A mentor, to me, is a person who is first and foremost someone you can trust and have instinctive respect for. A person from whom you always have something to learn. A mentor is part teacher and part friend. Unlike a coach whose strength is analysis and consequently who works to improve your technique or to iron out your flaws, a mentor’s strength is synthesis. She (or he) provides that wide angle perspective, the ability to see you in the larger context that you are a part of and provide the necessary inputs that you could use if you so desired. Mentors don’t force you to do things. They provide choices. A mentor may be assertive and forceful at times but that is only to drive a point home. For many of us who would otherwise be lost in our daily drudge, a mentor is the person who comes as a breath of fresh air and gives us the strength and more importantly the belief to lead fulfilling lives.

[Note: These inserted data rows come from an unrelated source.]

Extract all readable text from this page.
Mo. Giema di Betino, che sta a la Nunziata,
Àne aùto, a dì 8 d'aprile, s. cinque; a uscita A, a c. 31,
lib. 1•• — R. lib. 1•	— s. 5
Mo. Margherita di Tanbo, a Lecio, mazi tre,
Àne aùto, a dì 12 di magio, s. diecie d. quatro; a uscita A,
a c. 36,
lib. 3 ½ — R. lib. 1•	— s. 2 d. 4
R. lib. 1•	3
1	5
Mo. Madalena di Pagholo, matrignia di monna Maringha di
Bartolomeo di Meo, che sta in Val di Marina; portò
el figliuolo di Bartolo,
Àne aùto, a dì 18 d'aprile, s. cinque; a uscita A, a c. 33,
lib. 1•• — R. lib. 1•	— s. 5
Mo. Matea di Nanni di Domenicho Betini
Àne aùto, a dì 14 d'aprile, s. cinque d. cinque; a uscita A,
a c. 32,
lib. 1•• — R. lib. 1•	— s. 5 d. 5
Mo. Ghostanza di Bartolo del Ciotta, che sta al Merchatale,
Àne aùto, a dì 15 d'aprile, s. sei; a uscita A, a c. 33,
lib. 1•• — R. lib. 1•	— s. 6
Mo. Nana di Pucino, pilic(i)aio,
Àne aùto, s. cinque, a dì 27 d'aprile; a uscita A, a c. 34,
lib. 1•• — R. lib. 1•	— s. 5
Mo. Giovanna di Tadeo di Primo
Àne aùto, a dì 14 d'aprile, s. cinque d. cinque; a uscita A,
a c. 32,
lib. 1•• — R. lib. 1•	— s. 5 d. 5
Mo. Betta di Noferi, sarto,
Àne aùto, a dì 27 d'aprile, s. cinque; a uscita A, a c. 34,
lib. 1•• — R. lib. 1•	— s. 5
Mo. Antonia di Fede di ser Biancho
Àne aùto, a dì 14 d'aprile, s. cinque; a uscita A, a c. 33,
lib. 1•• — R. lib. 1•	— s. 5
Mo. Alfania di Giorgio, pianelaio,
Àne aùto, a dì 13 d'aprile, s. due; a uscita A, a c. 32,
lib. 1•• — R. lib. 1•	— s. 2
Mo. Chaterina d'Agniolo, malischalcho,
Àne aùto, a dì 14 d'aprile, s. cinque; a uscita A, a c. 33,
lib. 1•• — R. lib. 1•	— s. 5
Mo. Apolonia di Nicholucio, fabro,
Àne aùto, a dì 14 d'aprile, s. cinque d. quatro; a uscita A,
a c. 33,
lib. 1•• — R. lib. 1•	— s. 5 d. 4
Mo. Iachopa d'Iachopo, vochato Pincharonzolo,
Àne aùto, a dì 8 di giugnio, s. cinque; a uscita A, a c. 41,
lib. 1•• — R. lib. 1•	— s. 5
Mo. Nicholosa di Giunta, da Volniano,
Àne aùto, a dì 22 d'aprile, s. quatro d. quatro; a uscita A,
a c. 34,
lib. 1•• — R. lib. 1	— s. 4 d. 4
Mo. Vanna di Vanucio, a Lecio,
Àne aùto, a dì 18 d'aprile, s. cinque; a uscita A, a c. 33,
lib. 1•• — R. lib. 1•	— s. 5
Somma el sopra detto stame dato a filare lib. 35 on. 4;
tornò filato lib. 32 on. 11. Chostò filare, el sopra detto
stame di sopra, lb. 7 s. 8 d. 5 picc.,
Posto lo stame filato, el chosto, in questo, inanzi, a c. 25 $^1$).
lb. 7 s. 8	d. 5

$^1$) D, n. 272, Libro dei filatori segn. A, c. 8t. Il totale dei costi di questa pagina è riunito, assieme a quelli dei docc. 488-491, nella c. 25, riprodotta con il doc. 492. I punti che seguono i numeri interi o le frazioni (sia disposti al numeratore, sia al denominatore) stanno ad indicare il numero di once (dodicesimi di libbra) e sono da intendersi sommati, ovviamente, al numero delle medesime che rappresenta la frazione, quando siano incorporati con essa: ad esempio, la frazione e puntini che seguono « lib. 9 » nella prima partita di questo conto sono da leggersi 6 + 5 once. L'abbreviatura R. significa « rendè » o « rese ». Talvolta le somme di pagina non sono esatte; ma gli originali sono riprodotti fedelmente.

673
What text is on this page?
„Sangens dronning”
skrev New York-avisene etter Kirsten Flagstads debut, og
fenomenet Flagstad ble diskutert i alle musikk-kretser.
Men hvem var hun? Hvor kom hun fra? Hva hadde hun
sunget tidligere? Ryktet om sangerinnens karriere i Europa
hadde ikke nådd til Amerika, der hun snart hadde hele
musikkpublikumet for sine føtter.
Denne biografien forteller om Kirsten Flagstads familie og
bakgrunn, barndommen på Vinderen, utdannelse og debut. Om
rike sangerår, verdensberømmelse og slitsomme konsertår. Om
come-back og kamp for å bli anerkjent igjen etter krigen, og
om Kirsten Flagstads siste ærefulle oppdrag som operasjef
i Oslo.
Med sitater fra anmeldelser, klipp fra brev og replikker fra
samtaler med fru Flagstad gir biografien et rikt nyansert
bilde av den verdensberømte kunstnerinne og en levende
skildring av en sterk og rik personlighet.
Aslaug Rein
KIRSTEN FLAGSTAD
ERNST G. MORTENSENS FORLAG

I have been a mentor too and it is an experience I have enjoyed. However, in an earlier organization I worked in we had an organizational formal mentoring program where each of us senior managers was teamed with a bunch of bright sparks in the organization whom we were supposed to mentor. We had to have at least one mentoring meeting a month and had to report on progress. I could never succeed in this. I could not mentor someone with whom I did not have an established relationship of trust. Establishing this relationship was not something I could do with everyone assigned to me. I believe that there is some chemistry that must click. Something that tells Arjuna when he sees Krishna that here is my guru and the same something that tells Krishna to recognize his protégé. There is this mutual reaching out that happens and in my experience as a mentor and a protégé this reaching out cannot be manufactured.

I came away from our meeting yesterday refreshed and with a renewed sense of purpose. I do not remember discussing any problems or asking for help or even clarity. It was provided all the same. A feeling of warmth was imparted and I got a feeling that I belonged. I walked away with a clearer perspective and with unasked questions answered. Thank you my dear mentor.